La France touchée par une cinquième vague de Covid-19

VIDÉO - "Faites-nous confiance" : le cri du cœur des soignants marseillais à l'adresse des non-vaccinés

M.G | Reportage TF1 P. Lefrançois P. Fontalba
Publié le 5 janvier 2022 à 9h55
JT Perso

Source : JT 13h Semaine

COVID-19 – Les hôpitaux marseillais font face à un afflux massif de patients. Submergés, les médecins appellent les personnes non vaccinées contre le virus à recevoir leurs injections.

Au bout du rouleau. Déjà éprouvés par près de deux ans de pandémie, les personnels des hôpitaux français font face à une (forte) recrudescence des entrées pour Covid-19 ces dernières semaines. À tel point que de nombreux établissements se retrouvent au bord de la saturation. C’est notamment le cas à Marseille, où l’hôpital de la Timone est plein à craquer. Des lits du service de chirurgie pédiatrique ont même été fermés, de nombreuses opérations déprogrammées. Seuls les enfants avec une urgence chirurgicale sont pris en charge. 

"On a déprogrammé parce qu’on n’a pas la place en sortie de bloc, à la réanimation", confirme dans le reportage du 13H de TF1 ci-dessus le Pr Jean-Luc Jouve, président de la commission médicale d’établissement à l’AP-HM (Assistance publique - hôpitaux de Marseille). 

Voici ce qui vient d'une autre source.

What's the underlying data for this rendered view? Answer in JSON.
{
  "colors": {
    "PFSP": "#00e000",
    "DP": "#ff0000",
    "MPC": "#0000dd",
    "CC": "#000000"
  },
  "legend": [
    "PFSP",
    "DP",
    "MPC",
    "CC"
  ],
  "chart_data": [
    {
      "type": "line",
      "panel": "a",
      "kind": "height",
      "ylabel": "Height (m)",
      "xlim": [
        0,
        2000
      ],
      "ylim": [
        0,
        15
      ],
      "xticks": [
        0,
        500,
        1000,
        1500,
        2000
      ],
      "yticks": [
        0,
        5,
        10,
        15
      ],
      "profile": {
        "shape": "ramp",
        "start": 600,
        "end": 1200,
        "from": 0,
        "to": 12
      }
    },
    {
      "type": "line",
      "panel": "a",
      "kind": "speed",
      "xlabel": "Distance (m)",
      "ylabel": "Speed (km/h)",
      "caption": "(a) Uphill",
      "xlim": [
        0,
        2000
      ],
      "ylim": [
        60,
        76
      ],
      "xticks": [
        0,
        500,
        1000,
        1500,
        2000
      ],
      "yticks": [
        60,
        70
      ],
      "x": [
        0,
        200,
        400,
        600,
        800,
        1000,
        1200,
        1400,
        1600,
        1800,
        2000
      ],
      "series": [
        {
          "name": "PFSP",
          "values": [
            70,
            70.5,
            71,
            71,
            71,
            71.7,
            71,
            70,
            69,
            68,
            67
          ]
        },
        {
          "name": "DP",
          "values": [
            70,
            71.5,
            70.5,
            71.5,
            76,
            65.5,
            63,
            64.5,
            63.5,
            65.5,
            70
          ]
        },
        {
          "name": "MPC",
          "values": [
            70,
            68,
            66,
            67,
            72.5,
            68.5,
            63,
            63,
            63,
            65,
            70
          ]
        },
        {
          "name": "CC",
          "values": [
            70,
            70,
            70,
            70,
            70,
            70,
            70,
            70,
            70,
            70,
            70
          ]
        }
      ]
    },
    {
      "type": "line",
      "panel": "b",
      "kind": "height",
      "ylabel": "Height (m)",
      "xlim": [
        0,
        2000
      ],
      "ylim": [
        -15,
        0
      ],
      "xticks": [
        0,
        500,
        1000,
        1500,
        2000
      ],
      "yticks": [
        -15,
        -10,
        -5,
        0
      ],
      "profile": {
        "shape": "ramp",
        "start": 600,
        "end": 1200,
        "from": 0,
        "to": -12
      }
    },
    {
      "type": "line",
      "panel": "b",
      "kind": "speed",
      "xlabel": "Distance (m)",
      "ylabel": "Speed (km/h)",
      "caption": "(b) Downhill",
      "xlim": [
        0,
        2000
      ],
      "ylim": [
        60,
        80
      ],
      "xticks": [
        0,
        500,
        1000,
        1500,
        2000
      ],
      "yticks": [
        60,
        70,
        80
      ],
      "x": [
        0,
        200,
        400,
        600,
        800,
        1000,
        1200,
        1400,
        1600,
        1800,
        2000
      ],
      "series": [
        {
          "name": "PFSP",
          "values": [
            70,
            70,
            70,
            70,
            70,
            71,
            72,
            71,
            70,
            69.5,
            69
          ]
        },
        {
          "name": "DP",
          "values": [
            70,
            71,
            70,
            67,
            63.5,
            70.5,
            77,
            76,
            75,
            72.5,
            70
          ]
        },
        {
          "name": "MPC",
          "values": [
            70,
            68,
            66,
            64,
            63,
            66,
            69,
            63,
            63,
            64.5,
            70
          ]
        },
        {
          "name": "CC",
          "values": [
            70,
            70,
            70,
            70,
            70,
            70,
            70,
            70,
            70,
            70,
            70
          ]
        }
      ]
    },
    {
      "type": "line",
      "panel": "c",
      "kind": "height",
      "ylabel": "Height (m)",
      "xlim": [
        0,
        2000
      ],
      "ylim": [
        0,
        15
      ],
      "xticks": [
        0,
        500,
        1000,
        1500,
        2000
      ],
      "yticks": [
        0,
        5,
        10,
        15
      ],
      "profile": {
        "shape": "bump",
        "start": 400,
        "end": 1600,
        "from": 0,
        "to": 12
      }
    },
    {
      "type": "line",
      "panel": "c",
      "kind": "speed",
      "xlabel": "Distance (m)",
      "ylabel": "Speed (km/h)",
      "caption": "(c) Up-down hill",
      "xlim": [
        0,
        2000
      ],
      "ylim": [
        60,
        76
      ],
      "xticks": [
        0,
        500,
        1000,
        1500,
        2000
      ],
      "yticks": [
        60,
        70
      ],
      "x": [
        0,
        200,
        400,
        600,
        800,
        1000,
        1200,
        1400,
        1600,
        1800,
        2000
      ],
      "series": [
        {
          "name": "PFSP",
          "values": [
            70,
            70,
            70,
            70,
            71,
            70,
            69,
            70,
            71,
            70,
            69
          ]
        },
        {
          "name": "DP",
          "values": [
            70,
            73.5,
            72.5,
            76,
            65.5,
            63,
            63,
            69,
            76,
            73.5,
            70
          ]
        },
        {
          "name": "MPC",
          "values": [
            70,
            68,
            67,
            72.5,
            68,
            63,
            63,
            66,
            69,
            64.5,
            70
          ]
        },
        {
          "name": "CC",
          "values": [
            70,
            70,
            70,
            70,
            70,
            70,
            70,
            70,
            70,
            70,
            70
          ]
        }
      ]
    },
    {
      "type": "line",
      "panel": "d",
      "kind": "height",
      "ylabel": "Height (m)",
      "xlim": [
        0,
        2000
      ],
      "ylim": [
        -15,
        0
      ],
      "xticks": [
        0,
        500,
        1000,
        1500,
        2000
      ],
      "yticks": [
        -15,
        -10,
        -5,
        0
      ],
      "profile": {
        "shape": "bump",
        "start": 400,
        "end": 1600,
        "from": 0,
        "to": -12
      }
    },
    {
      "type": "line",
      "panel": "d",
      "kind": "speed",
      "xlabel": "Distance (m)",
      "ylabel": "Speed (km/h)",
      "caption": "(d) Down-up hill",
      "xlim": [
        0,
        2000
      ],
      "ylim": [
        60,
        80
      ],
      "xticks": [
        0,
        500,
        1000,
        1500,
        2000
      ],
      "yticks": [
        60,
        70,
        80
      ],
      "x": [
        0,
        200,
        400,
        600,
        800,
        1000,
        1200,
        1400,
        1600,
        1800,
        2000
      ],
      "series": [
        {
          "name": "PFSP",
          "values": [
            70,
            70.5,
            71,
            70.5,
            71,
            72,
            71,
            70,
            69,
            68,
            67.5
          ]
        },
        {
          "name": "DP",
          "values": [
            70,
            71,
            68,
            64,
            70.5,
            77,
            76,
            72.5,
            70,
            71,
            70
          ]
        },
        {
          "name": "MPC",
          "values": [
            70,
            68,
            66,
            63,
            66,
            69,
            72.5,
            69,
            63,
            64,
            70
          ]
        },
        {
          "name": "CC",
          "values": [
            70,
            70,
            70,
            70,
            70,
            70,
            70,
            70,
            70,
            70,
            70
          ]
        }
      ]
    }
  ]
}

Plus de 70% des opérations ont d’ores et déjà été déprogrammées dans les hôpitaux publics de Marseille pour faire face à l’augmentation des hospitalisations liées au Covid. Les médecins craignent que ce chiffre n’enfle encore dans les prochaines semaines. Aussi, 500 d’entre eux ont lancé, dimanche soir, un appel aux non-vaccinés pour les convaincre de franchir le pas. "Quand vous êtes malades, quand vos enfants, vos parents ont besoin de nous, vous savez nous trouver, 24 h sur 24 h, chaque jour de l'année. À notre tour, nous comptons sur vous", ont-ils lancé dans les colonnes de la Provence. "Le vaccin n'empêche pas d'être malade ni de transmettre le Covid. Mais il évite les formes graves".

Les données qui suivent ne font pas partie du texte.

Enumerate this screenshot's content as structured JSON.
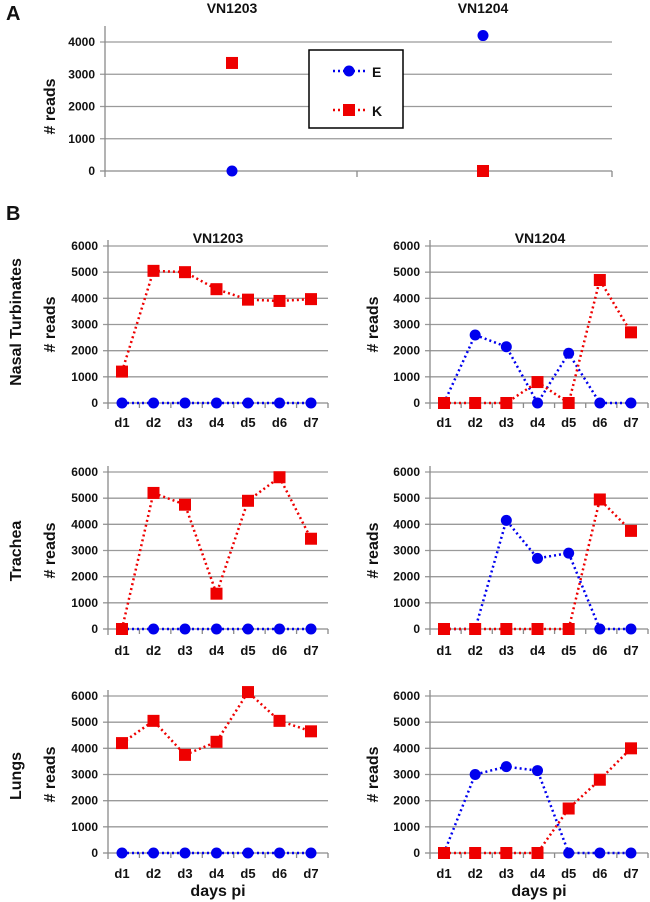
{
  "colors": {
    "E": "#0000ee",
    "K": "#ee0000"
  },
  "chart_data": [
    {
      "panel": "A",
      "type": "scatter",
      "titles": [
        "VN1203",
        "VN1204"
      ],
      "categories": [
        "VN1203",
        "VN1204"
      ],
      "ylabel": "# reads",
      "ylim": [
        0,
        4000
      ],
      "yticks": [
        "0",
        "1000",
        "2000",
        "3000",
        "4000"
      ],
      "legend": {
        "placement": "center",
        "entries": [
          "E",
          "K"
        ]
      },
      "series": [
        {
          "name": "E",
          "marker": "circle",
          "values": [
            0,
            4200
          ]
        },
        {
          "name": "K",
          "marker": "square",
          "values": [
            3350,
            0
          ]
        }
      ]
    },
    {
      "panel": "B",
      "type": "line",
      "tissue": "Nasal Turbinates",
      "strain": "VN1203",
      "categories": [
        "d1",
        "d2",
        "d3",
        "d4",
        "d5",
        "d6",
        "d7"
      ],
      "ylabel": "# reads",
      "ylim": [
        0,
        6000
      ],
      "yticks": [
        "0",
        "1000",
        "2000",
        "3000",
        "4000",
        "5000",
        "6000"
      ],
      "series": [
        {
          "name": "E",
          "values": [
            0,
            0,
            0,
            0,
            0,
            0,
            0
          ]
        },
        {
          "name": "K",
          "values": [
            1200,
            5050,
            5000,
            4350,
            3950,
            3900,
            3970
          ]
        }
      ]
    },
    {
      "panel": "B",
      "type": "line",
      "tissue": "Nasal Turbinates",
      "strain": "VN1204",
      "categories": [
        "d1",
        "d2",
        "d3",
        "d4",
        "d5",
        "d6",
        "d7"
      ],
      "ylabel": "# reads",
      "ylim": [
        0,
        6000
      ],
      "yticks": [
        "0",
        "1000",
        "2000",
        "3000",
        "4000",
        "5000",
        "6000"
      ],
      "series": [
        {
          "name": "E",
          "values": [
            0,
            2600,
            2150,
            0,
            1900,
            0,
            0
          ]
        },
        {
          "name": "K",
          "values": [
            0,
            0,
            0,
            800,
            0,
            4700,
            2700
          ]
        }
      ]
    },
    {
      "panel": "B",
      "type": "line",
      "tissue": "Trachea",
      "strain": "VN1203",
      "categories": [
        "d1",
        "d2",
        "d3",
        "d4",
        "d5",
        "d6",
        "d7"
      ],
      "ylabel": "# reads",
      "ylim": [
        0,
        6000
      ],
      "yticks": [
        "0",
        "1000",
        "2000",
        "3000",
        "4000",
        "5000",
        "6000"
      ],
      "series": [
        {
          "name": "E",
          "values": [
            0,
            0,
            0,
            0,
            0,
            0,
            0
          ]
        },
        {
          "name": "K",
          "values": [
            0,
            5200,
            4750,
            1350,
            4900,
            5800,
            3450
          ]
        }
      ]
    },
    {
      "panel": "B",
      "type": "line",
      "tissue": "Trachea",
      "strain": "VN1204",
      "categories": [
        "d1",
        "d2",
        "d3",
        "d4",
        "d5",
        "d6",
        "d7"
      ],
      "ylabel": "# reads",
      "ylim": [
        0,
        6000
      ],
      "yticks": [
        "0",
        "1000",
        "2000",
        "3000",
        "4000",
        "5000",
        "6000"
      ],
      "series": [
        {
          "name": "E",
          "values": [
            0,
            0,
            4150,
            2700,
            2900,
            0,
            0
          ]
        },
        {
          "name": "K",
          "values": [
            0,
            0,
            0,
            0,
            0,
            4950,
            3750
          ]
        }
      ]
    },
    {
      "panel": "B",
      "type": "line",
      "tissue": "Lungs",
      "strain": "VN1203",
      "categories": [
        "d1",
        "d2",
        "d3",
        "d4",
        "d5",
        "d6",
        "d7"
      ],
      "ylabel": "# reads",
      "xlabel": "days pi",
      "ylim": [
        0,
        6000
      ],
      "yticks": [
        "0",
        "1000",
        "2000",
        "3000",
        "4000",
        "5000",
        "6000"
      ],
      "series": [
        {
          "name": "E",
          "values": [
            0,
            0,
            0,
            0,
            0,
            0,
            0
          ]
        },
        {
          "name": "K",
          "values": [
            4200,
            5050,
            3750,
            4250,
            6150,
            5050,
            4650
          ]
        }
      ]
    },
    {
      "panel": "B",
      "type": "line",
      "tissue": "Lungs",
      "strain": "VN1204",
      "categories": [
        "d1",
        "d2",
        "d3",
        "d4",
        "d5",
        "d6",
        "d7"
      ],
      "ylabel": "# reads",
      "xlabel": "days pi",
      "ylim": [
        0,
        6000
      ],
      "yticks": [
        "0",
        "1000",
        "2000",
        "3000",
        "4000",
        "5000",
        "6000"
      ],
      "series": [
        {
          "name": "E",
          "values": [
            0,
            3000,
            3300,
            3150,
            0,
            0,
            0
          ]
        },
        {
          "name": "K",
          "values": [
            0,
            0,
            0,
            0,
            1700,
            2800,
            4000
          ]
        }
      ]
    }
  ],
  "labels": {
    "panel_a": "A",
    "panel_b": "B",
    "b_title_left": "VN1203",
    "b_title_right": "VN1204",
    "rows": [
      "Nasal Turbinates",
      "Trachea",
      "Lungs"
    ]
  }
}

"Faites-nous confiance", abonde au micro de TF1 le Dr Jean-Marie Faurel, chef du service de médecine intensive et réanimation à l’hôpital Nord Marseille. "Si l’on vous dit qu’il faut vous faire vacciner c’est parce qu’on voit bien qu’en réanimation, les gens qui meurent ce sont des sujets non vaccinés. Cela ne concerne pas que des personnes qui ont 80 ans, mais aussi certaines qui ont mon âge, 54 ans", martèle-t-il. 

"Une sorte de lassitude"

Les soignants de l'AP-HM dressent un bilan dramatique : plus de 500 malades du Covid dans les unités de réanimation de la région, des transferts vers la Bretagne, Paris ou Metz, des capacités d'accueil dépassées. Le tout dans une région, l’une des moins vaccinées de l’Hexagone, où les patients graves du Covid-19 ne sont pas vaccinés dans 90% des cas. "Cette cinquième vague rajoute un sentiment de frustration vis-à-vis du faible taux de vaccination dans la région, de la grande proportion de non-vaccinés admis en réanimation, souvent dans une situation grave. Cela amène une sorte de lassitude au sein des équipes", pointe Louis Pot, interne en réanimation. "On a beaucoup d’incompréhension face aux non-vaccinés", abonde Sabine Valera, infirmière référence en réanimation.

Au 30 décembre, le taux d'incidence dépassait les 1694 cas par semaine pour 100.000 habitants dans les Bouches-du-Rhône, un des plus élevés de France métropolitaine. Dans le même temps, l'AP-HM relevait que si 77% de la population française était vaccinée avec deux doses (au 20 décembre dernier, ndlr), ce taux n'est atteint "dans aucun village, aucune ville" des Bouches-du-Rhône. La situation est encore pire à Marseille, où à peine 60% de la population a complété son schéma vaccinal.